R : Vous observez beaucoup les gens qui vous entourent. Quel regard portez-vous sur la manière de s’habiller en France et en Corée ou plus globalement en Asie ?
WJ : Il y a honnêtement une différence. Les français, s’ils aiment un pull, peuvent le garder toute une vie [rire]. Il est alors très important que le sweater soit de bonne qualité. Tandis qu’en Asie, les gens aiment bien changer. Bien sûr il y a des personnes qui peuvent garder les vêtements longtemps, mais en général ils achètent des choses nouvelles pour chaque saison. En France, il y a moins de tendances et de saisons distinctes. D’ailleurs les français n’aiment pas tellement les tendances. Par exemple, si le cardigan rayé est le hit de la saison, en Asie, les gens voudront l’acheter mais les français s’en fichent. Ici, chaque individu à ses standards et les gardent pour longtemps. Je vois d’ailleurs mes amis qui me parlent de pulls qu’ils ont depuis qu’ils sont jeunes et dont ils ne peuvent plus se séparer [rire].
R : Pour concevoir un pull, vous m’aviez expliqué dans une discussion précédente qu’« être styliste maille, c’est d’abord choisir les fils et leur épaisseur, tricoter l’échantillon qui deviendra ensuite le tissu, rencontrer des soucis, discuter avec les usines pour savoir ce qu’il est possible de faire et attendre parfois longtemps leur retour ». Ce temps long et ce soin apporté au produit me ramène à la notion de luxe. Pour vous, qu'est-ce que le luxe dans la mode ?
WJ : Je me suis justement toujours questionnée sur le luxe et sur sa définition car j’ai aussi beaucoup d’amis qui travaillent dans ce secteur. Je pense que le luxe signifie un vêtement bien fait. D’ailleurs, j’ai lu cette question dans un interview donné par Rémi [Rémi Bats, co-fondateur de la marque Uniforme] et il répond la même chose : « une pièce bien faite ». Ça doit être beau mais aussi solide. Imaginez, vous achetez un bijou très cher, vous le portez deux fois et il se casse, il n’est alors plus rien. Il s’agit donc de passer beaucoup de temps sur une pièce pour en faire quelque chose de qualité. C’est quelque chose que la fast fashion ne peut pas faire parce qu’elle répond à des timing très courts pour faire les vêtements. Imaginez une pièce sur laquelle vous passez un an et une autre un mois. Il y aura une énorme différence je pense.
« Je pense d’abord aux gens qui vont porter le pull »
R : La notion de rareté ne rentre-elle donc plus en compte ?
WJ :C’est une bonne question. Le marché évolue, même les marques de luxe vendent des sweatshirts et des pantalons de jogging. Peut-être que pour la génération d’avant il s’agissait d’avoir quelque chose de rare ou des éditions limitées, mais la situation évolue. Je ne suis pas certaine que le luxe signifie « rare et unique ».

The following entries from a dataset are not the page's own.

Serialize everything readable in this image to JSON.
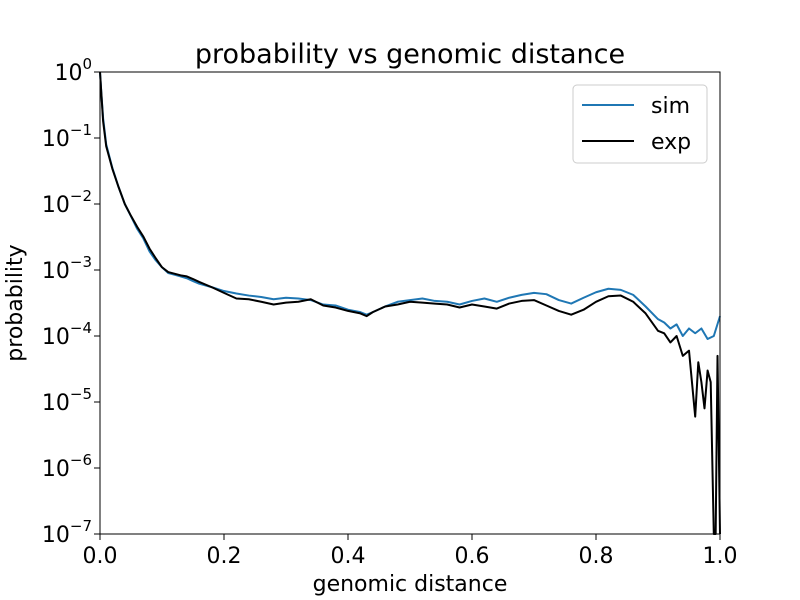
{
  "chart_data": {
    "type": "line",
    "title": "probability vs genomic distance",
    "xlabel": "genomic distance",
    "ylabel": "probability",
    "xlim": [
      0.0,
      1.0
    ],
    "ylim": [
      1e-07,
      1
    ],
    "yscale": "log",
    "grid": false,
    "legend_position": "top-right",
    "x_ticks": [
      "0.0",
      "0.2",
      "0.4",
      "0.6",
      "0.8",
      "1.0"
    ],
    "y_ticks": [
      {
        "base": "10",
        "exp": "0"
      },
      {
        "base": "10",
        "exp": "−1"
      },
      {
        "base": "10",
        "exp": "−2"
      },
      {
        "base": "10",
        "exp": "−3"
      },
      {
        "base": "10",
        "exp": "−4"
      },
      {
        "base": "10",
        "exp": "−5"
      },
      {
        "base": "10",
        "exp": "−6"
      },
      {
        "base": "10",
        "exp": "−7"
      }
    ],
    "series": [
      {
        "name": "sim",
        "color": "#1f77b4",
        "points": [
          [
            0.0,
            1.0
          ],
          [
            0.002,
            0.5
          ],
          [
            0.005,
            0.2
          ],
          [
            0.01,
            0.08
          ],
          [
            0.02,
            0.035
          ],
          [
            0.03,
            0.018
          ],
          [
            0.04,
            0.01
          ],
          [
            0.05,
            0.0065
          ],
          [
            0.06,
            0.0042
          ],
          [
            0.07,
            0.003
          ],
          [
            0.08,
            0.0019
          ],
          [
            0.09,
            0.0014
          ],
          [
            0.1,
            0.0011
          ],
          [
            0.11,
            0.0009
          ],
          [
            0.12,
            0.00085
          ],
          [
            0.13,
            0.0008
          ],
          [
            0.14,
            0.00075
          ],
          [
            0.15,
            0.00068
          ],
          [
            0.16,
            0.00062
          ],
          [
            0.18,
            0.00055
          ],
          [
            0.2,
            0.00048
          ],
          [
            0.22,
            0.00044
          ],
          [
            0.24,
            0.00041
          ],
          [
            0.26,
            0.00039
          ],
          [
            0.28,
            0.00036
          ],
          [
            0.3,
            0.00038
          ],
          [
            0.32,
            0.00037
          ],
          [
            0.34,
            0.00035
          ],
          [
            0.36,
            0.0003
          ],
          [
            0.38,
            0.00029
          ],
          [
            0.4,
            0.00025
          ],
          [
            0.42,
            0.00023
          ],
          [
            0.43,
            0.00021
          ],
          [
            0.44,
            0.00023
          ],
          [
            0.46,
            0.00028
          ],
          [
            0.48,
            0.00033
          ],
          [
            0.5,
            0.00035
          ],
          [
            0.52,
            0.00037
          ],
          [
            0.54,
            0.00034
          ],
          [
            0.56,
            0.00033
          ],
          [
            0.58,
            0.0003
          ],
          [
            0.6,
            0.00034
          ],
          [
            0.62,
            0.00037
          ],
          [
            0.64,
            0.00033
          ],
          [
            0.66,
            0.00038
          ],
          [
            0.68,
            0.00042
          ],
          [
            0.7,
            0.00045
          ],
          [
            0.72,
            0.00043
          ],
          [
            0.74,
            0.00035
          ],
          [
            0.76,
            0.00031
          ],
          [
            0.78,
            0.00038
          ],
          [
            0.8,
            0.00046
          ],
          [
            0.82,
            0.00052
          ],
          [
            0.84,
            0.0005
          ],
          [
            0.86,
            0.00042
          ],
          [
            0.88,
            0.00028
          ],
          [
            0.9,
            0.00018
          ],
          [
            0.91,
            0.00016
          ],
          [
            0.92,
            0.00013
          ],
          [
            0.93,
            0.00015
          ],
          [
            0.94,
            0.0001
          ],
          [
            0.95,
            0.00013
          ],
          [
            0.96,
            0.00011
          ],
          [
            0.97,
            0.00013
          ],
          [
            0.98,
            9e-05
          ],
          [
            0.99,
            0.0001
          ],
          [
            1.0,
            0.0002
          ]
        ]
      },
      {
        "name": "exp",
        "color": "#000000",
        "points": [
          [
            0.0,
            1.0
          ],
          [
            0.002,
            0.5
          ],
          [
            0.005,
            0.18
          ],
          [
            0.01,
            0.075
          ],
          [
            0.02,
            0.034
          ],
          [
            0.03,
            0.018
          ],
          [
            0.04,
            0.01
          ],
          [
            0.05,
            0.0066
          ],
          [
            0.06,
            0.0045
          ],
          [
            0.07,
            0.0032
          ],
          [
            0.08,
            0.0021
          ],
          [
            0.09,
            0.0015
          ],
          [
            0.1,
            0.0011
          ],
          [
            0.11,
            0.00093
          ],
          [
            0.12,
            0.00088
          ],
          [
            0.13,
            0.00083
          ],
          [
            0.14,
            0.0008
          ],
          [
            0.15,
            0.00073
          ],
          [
            0.16,
            0.00066
          ],
          [
            0.18,
            0.00055
          ],
          [
            0.2,
            0.00045
          ],
          [
            0.22,
            0.00037
          ],
          [
            0.24,
            0.00036
          ],
          [
            0.26,
            0.00033
          ],
          [
            0.28,
            0.0003
          ],
          [
            0.3,
            0.00032
          ],
          [
            0.32,
            0.00033
          ],
          [
            0.34,
            0.00036
          ],
          [
            0.36,
            0.00029
          ],
          [
            0.38,
            0.00027
          ],
          [
            0.4,
            0.00024
          ],
          [
            0.42,
            0.00022
          ],
          [
            0.43,
            0.0002
          ],
          [
            0.44,
            0.00023
          ],
          [
            0.46,
            0.00028
          ],
          [
            0.48,
            0.0003
          ],
          [
            0.5,
            0.00033
          ],
          [
            0.52,
            0.00032
          ],
          [
            0.54,
            0.00031
          ],
          [
            0.56,
            0.0003
          ],
          [
            0.58,
            0.00027
          ],
          [
            0.6,
            0.0003
          ],
          [
            0.62,
            0.00028
          ],
          [
            0.64,
            0.00026
          ],
          [
            0.66,
            0.00031
          ],
          [
            0.68,
            0.00034
          ],
          [
            0.7,
            0.00035
          ],
          [
            0.72,
            0.00029
          ],
          [
            0.74,
            0.00024
          ],
          [
            0.76,
            0.00021
          ],
          [
            0.78,
            0.00025
          ],
          [
            0.8,
            0.00033
          ],
          [
            0.82,
            0.0004
          ],
          [
            0.84,
            0.00041
          ],
          [
            0.86,
            0.00033
          ],
          [
            0.88,
            0.00022
          ],
          [
            0.9,
            0.00012
          ],
          [
            0.91,
            0.00011
          ],
          [
            0.92,
            8e-05
          ],
          [
            0.93,
            0.0001
          ],
          [
            0.94,
            5e-05
          ],
          [
            0.95,
            6e-05
          ],
          [
            0.96,
            6e-06
          ],
          [
            0.965,
            4e-05
          ],
          [
            0.97,
            2e-05
          ],
          [
            0.975,
            8e-06
          ],
          [
            0.98,
            3e-05
          ],
          [
            0.985,
            2e-05
          ],
          [
            0.99,
            1e-07
          ],
          [
            0.993,
            1e-07
          ],
          [
            0.996,
            5e-05
          ],
          [
            1.0,
            1e-07
          ]
        ]
      }
    ]
  }
}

Chez Dior ou Gucci, ils vendent des tonnes de joggings et des sweat-shirt de bonne qualité et cela ne veut pas dire qu’il ne s’agit pas de luxe. C’est du luxe. Les générations changent. Les marques se focalisent aujourd'hui surtout sur la manière dont elles communiquent avec leurs clients. Quoiqu’il en soit, les termes de luxe et de rareté ne sont plus aussi connectés aujourd’hui. L'exclusivité existe toujours mais la notion de luxe est plus large. Désormais de plus en plus de gens pensent aussi au luxe en termes de qualité et de durabilité.
R : Et le pull parfait, à quoi ressemble-t-il ?

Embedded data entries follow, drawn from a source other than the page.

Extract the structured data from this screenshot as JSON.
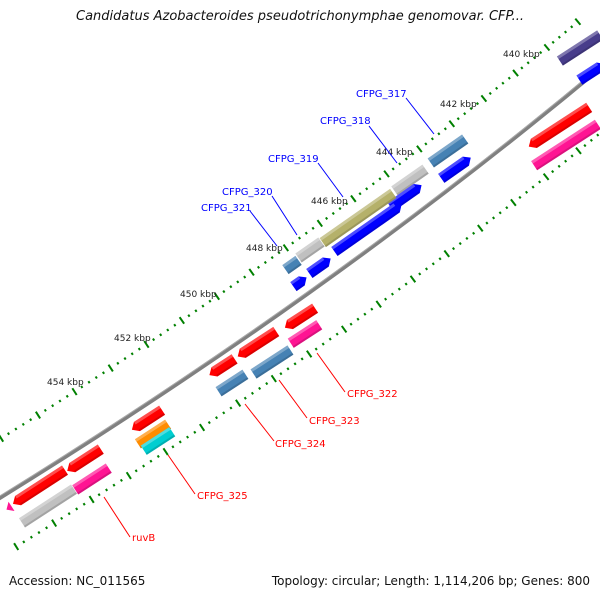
{
  "title": "Candidatus Azobacteroides pseudotrichonymphae genomovar. CFP...",
  "footer": {
    "accession": "Accession: NC_011565",
    "summary": "Topology: circular; Length: 1,114,206 bp; Genes: 800"
  },
  "ticks": [
    "440 kbp",
    "442 kbp",
    "444 kbp",
    "446 kbp",
    "448 kbp",
    "450 kbp",
    "452 kbp",
    "454 kbp"
  ],
  "gene_labels": {
    "forward": [
      "CFPG_317",
      "CFPG_318",
      "CFPG_319",
      "CFPG_320",
      "CFPG_321"
    ],
    "reverse": [
      "CFPG_322",
      "CFPG_323",
      "CFPG_324",
      "CFPG_325",
      "ruvB"
    ]
  },
  "colors": {
    "backbone": "#808080",
    "tick": "#008000",
    "forward_label": "#0000ff",
    "reverse_label": "#ff0000",
    "cds": "#0000ff",
    "cds_rev": "#ff0000",
    "steelblue": "#4682b4",
    "gray": "#c0c0c0",
    "olive": "#b5b16a",
    "pink": "#ff1493",
    "orange": "#ff8c00",
    "cyan": "#00ced1",
    "purple": "#483d8b"
  }
}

WJ : Je me focalise beaucoup sur l’éco-responsabilité. Si je choisis du coton il faut qu’il soit biologique, si c’est de laine elle doit être certifiée RWS [Responsible Wool Standard]. Donc le vêtement doit être visuellement beau mais aussi avec une attention portée à la matière.
R : Pour terminer, y a -t'il un point de maille que vous préférez ?
WJ : J’aime tous ceux faits à la main. Ils ont quelque chose de spécial. À chaque fois que vous tricotez, c’est différent, même si vous faites le même point. C’est lié à la personne qui tricote. J’aime cet aspect unique.